~ Home ~
IMPORTANT: Revised Course Assessment Scheme for IERG4300
Dear all,
Due to the early cancellation of the classes as well as all centralized examinations by the University,
we have revised the overall assessment scheme of IERG4300 as follows:
The weighting of the previous 4 sets of homeworks, i.e. HW#0 to HW#3, will remain unchanged, namely, 4 of them together will contribute to 40% of the overall grade, i.e. 10% from each of the previous homework.
The weighting of the midterm will remain unchanged, i.e. contribute to 10% of the overall grade.
We will release one more set of programming-oriented homework (HW#4) by next Wed (Nov 27), to be due on Dec 20, which will contribute to 25% of the overall grade.
Add another "Q&A" assignment, also to be due on Dec 20, which carries 25% of the overall grade. In particular, this assignment is to ask each student to design and submit a set of questions AND model-answers/suggested solutions for a future 2-hr-long final examination of IERG4300. To avoid asking trivial questions which merely test the memorization ability of the exam takers, you should assume the exam to be an open-book/open-note exam or something similar to our midterm which allows a student to bring pages of cheat-sheet into the examination venue.
Your submission will be graded according to its:
ORIGINALITY and thoughtfulness of the questions, i.e., non-trivial and be able to highlight and test/promote the most important concepts/ ideas/ techniques which have been taught in our class so far.
Correctness of the suggested solutions/ model answers.

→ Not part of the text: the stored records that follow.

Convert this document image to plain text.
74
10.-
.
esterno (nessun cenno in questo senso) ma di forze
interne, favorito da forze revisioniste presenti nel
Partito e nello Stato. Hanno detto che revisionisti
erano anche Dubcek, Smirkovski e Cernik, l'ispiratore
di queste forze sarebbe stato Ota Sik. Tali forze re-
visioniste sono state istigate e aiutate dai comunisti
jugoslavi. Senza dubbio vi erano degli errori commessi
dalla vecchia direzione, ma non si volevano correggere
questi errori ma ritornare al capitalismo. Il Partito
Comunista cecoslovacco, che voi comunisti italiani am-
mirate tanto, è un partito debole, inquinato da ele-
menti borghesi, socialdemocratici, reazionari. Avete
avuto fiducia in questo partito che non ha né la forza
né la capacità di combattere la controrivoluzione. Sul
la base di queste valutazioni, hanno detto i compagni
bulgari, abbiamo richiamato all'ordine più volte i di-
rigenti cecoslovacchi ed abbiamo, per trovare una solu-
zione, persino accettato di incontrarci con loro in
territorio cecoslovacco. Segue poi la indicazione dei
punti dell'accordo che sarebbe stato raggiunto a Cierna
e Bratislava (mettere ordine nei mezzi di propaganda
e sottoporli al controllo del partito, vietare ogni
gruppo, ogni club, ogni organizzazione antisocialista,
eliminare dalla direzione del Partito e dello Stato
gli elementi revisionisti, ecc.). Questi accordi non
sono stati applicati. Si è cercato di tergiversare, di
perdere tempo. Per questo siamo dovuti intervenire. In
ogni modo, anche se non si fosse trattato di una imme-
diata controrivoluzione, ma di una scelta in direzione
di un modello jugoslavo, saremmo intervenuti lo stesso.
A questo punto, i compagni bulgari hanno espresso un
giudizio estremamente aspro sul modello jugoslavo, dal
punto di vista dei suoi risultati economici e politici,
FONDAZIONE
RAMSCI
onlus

Comprehensive nature (or the lack of), i.e. your set of questions together, should cover multiple (the more, the better) key concepts/ ideas/ techniques taught in our class so far. In other words, setting a single MapReduce question to take up the entire 2-hr exam period won't be a good choice.
Suitability of the overall set of questions for a time-limited 2hr exam. In other words, it should be reasonable for a student to complete your proposed set of questions within a 2hr limit.
Diversity of the questions in terms of their difficulties to differentiate students with different level of competence on the subject being tested.
Since the originality and thoughtfulness of the proposed questions are the key considerations, you MUST NOT copy or merely adapt/re-phrase questions found elsewhere (i.e. from past papers of IERG4300 or similar courses or textbooks) and submit as your own work. Instead, study our course materials and then ask yourself which are the most important concepts you have learned from this course and then try to design a related question for each (some) of those concepts to promote/ strengthen a student's understanding of such concept. i.e. viewing your questions as training exercises for the exam taker).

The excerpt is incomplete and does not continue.